MAKKUM – The 19m RSC1900 that Bloemsma Aluminumbouw makes in this wind-swept northern Dutch town offers the best of two words.

It is a singled-handed bluewater cruiser with a beautiful low deck saloon and built to super yacht standards. It needs no crew to make its way around the globe. At the same time it is a competitive racer with top-notch systems. Last summer, the first RSC1900 was launched. The engineering of #2 is making good tracks and a 22m version looms over the horizon.

The man behind the RSC1900 is businessman (and avid sailor and mechanical engineer) Kenneth Tjon. “We have developed a modular concept for semi-serial construction,” he tells this newsletter. “That saves time – read: costs – while the quality is high. Compare it to the car industry. Its suppliers prepare all products in-house so they can be quickly assembled.”

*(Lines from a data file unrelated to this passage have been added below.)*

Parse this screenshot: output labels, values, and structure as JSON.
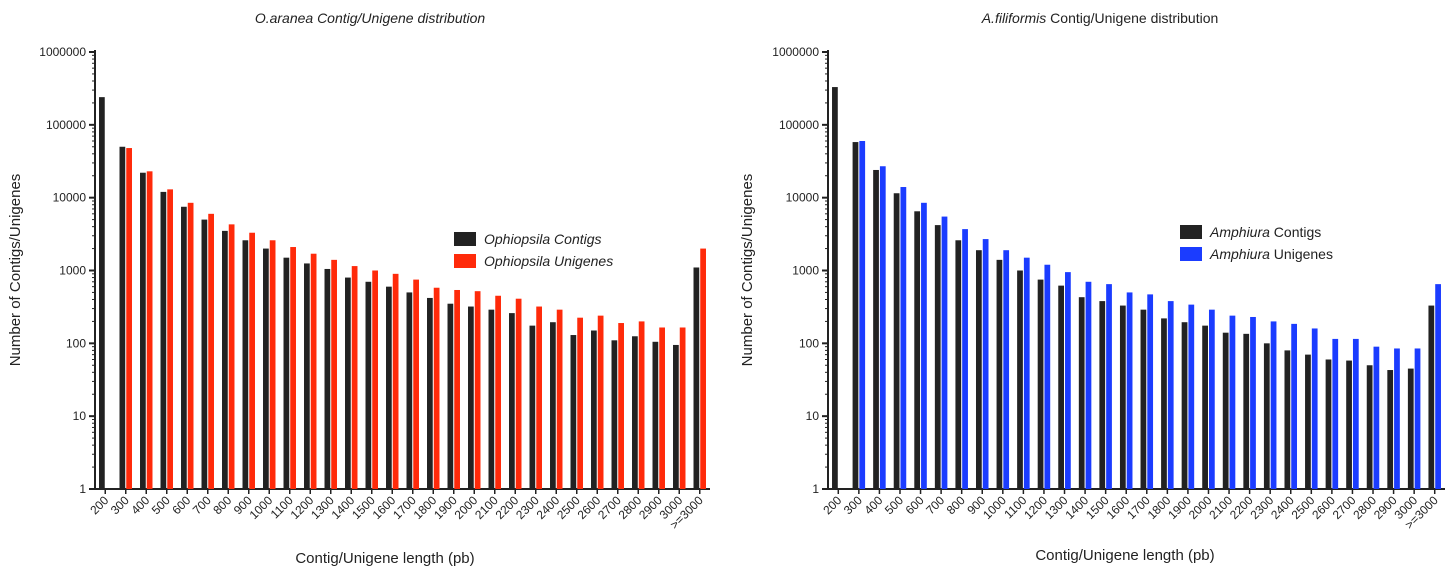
{
  "chart_data": [
    {
      "type": "bar",
      "title_parts": [
        {
          "text": "O.aranea Contig/Unigene distribution",
          "italic": true
        }
      ],
      "xlabel": "Contig/Unigene length (pb)",
      "ylabel": "Number of Contigs/Unigenes",
      "yscale": "log",
      "ylim": [
        1,
        1000000
      ],
      "yticks": [
        "1",
        "10",
        "100",
        "1000",
        "10000",
        "100000",
        "1000000"
      ],
      "categories": [
        "200",
        "300",
        "400",
        "500",
        "600",
        "700",
        "800",
        "900",
        "1000",
        "1100",
        "1200",
        "1300",
        "1400",
        "1500",
        "1600",
        "1700",
        "1800",
        "1900",
        "2000",
        "2100",
        "2200",
        "2300",
        "2400",
        "2500",
        "2600",
        "2700",
        "2800",
        "2900",
        "3000",
        ">=3000"
      ],
      "legend_position": "right",
      "series": [
        {
          "name": "Ophiopsila Contigs",
          "name_parts": [
            {
              "text": "Ophiopsila Contigs",
              "italic": true
            }
          ],
          "color": "#222222",
          "values": [
            240000,
            50000,
            22000,
            12000,
            7500,
            5000,
            3500,
            2600,
            2000,
            1500,
            1250,
            1050,
            800,
            700,
            600,
            500,
            420,
            350,
            320,
            290,
            260,
            175,
            195,
            130,
            150,
            110,
            125,
            105,
            95,
            1100
          ]
        },
        {
          "name": "Ophiopsila Unigenes",
          "name_parts": [
            {
              "text": "Ophiopsila Unigenes",
              "italic": true
            }
          ],
          "color": "#ff2a0a",
          "values": [
            null,
            48000,
            23000,
            13000,
            8500,
            6000,
            4300,
            3300,
            2600,
            2100,
            1700,
            1400,
            1150,
            1000,
            900,
            750,
            580,
            540,
            520,
            450,
            410,
            320,
            290,
            225,
            240,
            190,
            200,
            165,
            165,
            2000
          ]
        }
      ]
    },
    {
      "type": "bar",
      "title_parts": [
        {
          "text": "A.filiformis",
          "italic": true
        },
        {
          "text": " Contig/Unigene distribution",
          "italic": false
        }
      ],
      "xlabel": "Contig/Unigene length (pb)",
      "ylabel": "Number of Contigs/Unigenes",
      "yscale": "log",
      "ylim": [
        1,
        1000000
      ],
      "yticks": [
        "1",
        "10",
        "100",
        "1000",
        "10000",
        "100000",
        "1000000"
      ],
      "categories": [
        "200",
        "300",
        "400",
        "500",
        "600",
        "700",
        "800",
        "900",
        "1000",
        "1100",
        "1200",
        "1300",
        "1400",
        "1500",
        "1600",
        "1700",
        "1800",
        "1900",
        "2000",
        "2100",
        "2200",
        "2300",
        "2400",
        "2500",
        "2600",
        "2700",
        "2800",
        "2900",
        "3000",
        ">=3000"
      ],
      "legend_position": "right",
      "series": [
        {
          "name": "Amphiura Contigs",
          "name_parts": [
            {
              "text": "Amphiura",
              "italic": true
            },
            {
              "text": " Contigs",
              "italic": false
            }
          ],
          "color": "#222222",
          "values": [
            330000,
            58000,
            24000,
            11500,
            6500,
            4200,
            2600,
            1900,
            1400,
            1000,
            750,
            620,
            430,
            380,
            330,
            290,
            220,
            195,
            175,
            140,
            135,
            100,
            80,
            70,
            60,
            58,
            50,
            43,
            45,
            330
          ]
        },
        {
          "name": "Amphiura Unigenes",
          "name_parts": [
            {
              "text": "Amphiura",
              "italic": true
            },
            {
              "text": " Unigenes",
              "italic": false
            }
          ],
          "color": "#1b3cff",
          "values": [
            null,
            60000,
            27000,
            14000,
            8500,
            5500,
            3700,
            2700,
            1900,
            1500,
            1200,
            950,
            700,
            650,
            500,
            470,
            380,
            340,
            290,
            240,
            230,
            200,
            185,
            160,
            115,
            115,
            90,
            85,
            85,
            650
          ]
        }
      ]
    }
  ]
}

Same with the RSC1900, including its interior which is mounted in modules. “This building method requires thorough engineering from the get-go,” says Tjon. “Everything must be worked out down to the smallest detail.” This approach worked well during the construction of the 1st RSC1900. The cutting package was delivered in phases in ready-to-use parts.

Kees van de Stadt of Satellite Yacht Design handled the design and naval architecture of the RSC1900. (RSC stands for ‘Raised Saloon Cruiser’).

“The yacht is made for the Mediterranean Sea and similar sunny waters,” says Van de Stadt. He gave it a spacious cockpit and lots of sun deck. The deck saloon provides ample light inside and the yacht boasts many handy details such as the below-deck main sheet and self-tacking jib”.

Automated systems make it possible for the RSC1900 to be sailed singlehandedly but can accommodate long-stay guests. There is a large owner’s cabin at the stern, two fully equipped guest cabins, plus berths for the crew. Up front is a sail storage-annex-workshop.